Pour Amadou Ciss, qui souhaite mettre en place une bibliothèque à Pikine, au Sénégal, c’est la disponibilité des étudiants rencontrés qui lui a posé le plus problème. Etant pour la plupart d’entre eux occupés par leurs révisions, les étudiants interrogés ne lui ont consacrés que très peu de temps, alors qu’il aurait souhaité développer ses questions. Ces échanges lui ont cependant servi à mettre en évidence le besoin d’avoir une bibliothèque complète en matière de recherche et de documentation située dans la banlieue de Dakar.

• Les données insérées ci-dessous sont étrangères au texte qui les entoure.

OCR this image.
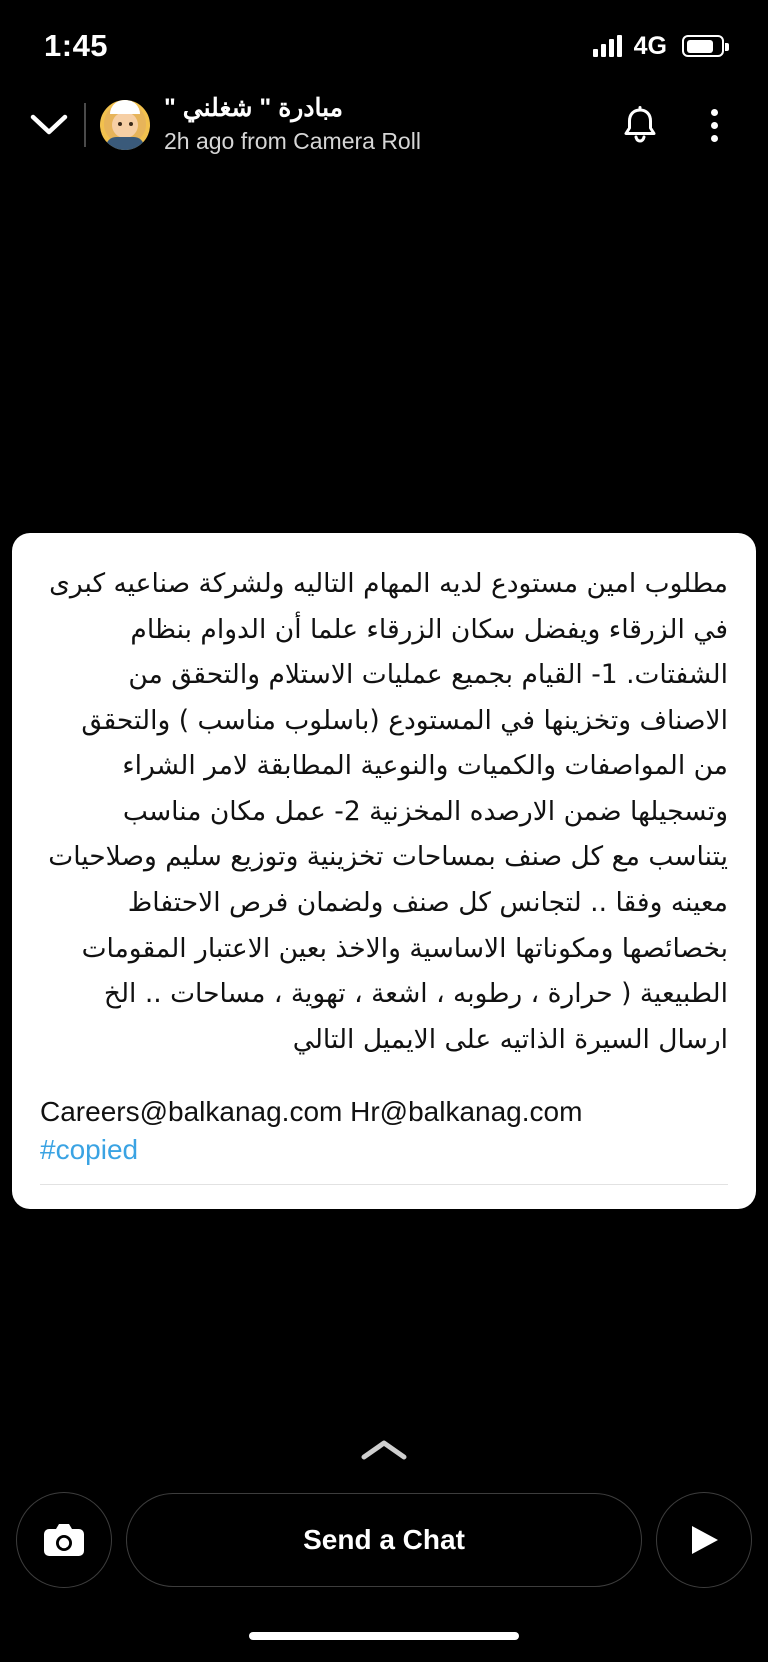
1:45	4G
مبادرة " شغلني "
2h ago from Camera Roll
مطلوب امين مستودع لديه المهام التاليه ولشركة صناعيه كبرى في الزرقاء ويفضل سكان الزرقاء علما أن الدوام بنظام الشفتات. 1- القيام بجميع عمليات الاستلام والتحقق من الاصناف وتخزينها في المستودع (باسلوب مناسب ) والتحقق من المواصفات والكميات والنوعية المطابقة لامر الشراء وتسجيلها ضمن الارصده المخزنية 2- عمل مكان مناسب يتناسب مع كل صنف بمساحات تخزينية وتوزيع سليم وصلاحيات معينه وفقا .. لتجانس كل صنف ولضمان فرص الاحتفاظ بخصائصها ومكوناتها الاساسية والاخذ بعين الاعتبار المقومات الطبيعية ( حرارة ، رطوبه ، اشعة ، تهوية ، مساحات .. الخ ارسال السيرة الذاتيه على الايميل التالي
Careers@balkanag.com Hr@balkanag.com
#copied
Send a Chat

Mamadou Cissé, qui développe un projet d’informatisation et de renouvellement du fond documentaire de la Bibliothèque Ousmane Sembene de Yoff au Sénégal, a aussi rencontré des difficultés dans la compréhension de son projet. Il a passé un temps important à présenter son initiative qui comporte différents aspects techniques en lien avec l’informatique devant une quinzaine de personnes. A l’issu de son étude, il a eu la bonne surprise d’obtenir des propositions d’accompagnement et de partenariats pour la mise en place de ses formation de personnel.


Démarrage de l’atelier 2 de BSF Campus en Côte d’Ivoire

En guise de bilan de cette expérience, se confronter avec son public-cible a été une étape importante pour chacun des jeunes leaders de BSF Campus. Qu’ils aient été confirmés dans leur idée ou que ces rencontres aient abouti à une réorientation de leur projet, les leaders sortent tous de cette expérience avec un projet renforcé pour la suite du programme et des objectifs plus en lien avec la réalité de leur environnement.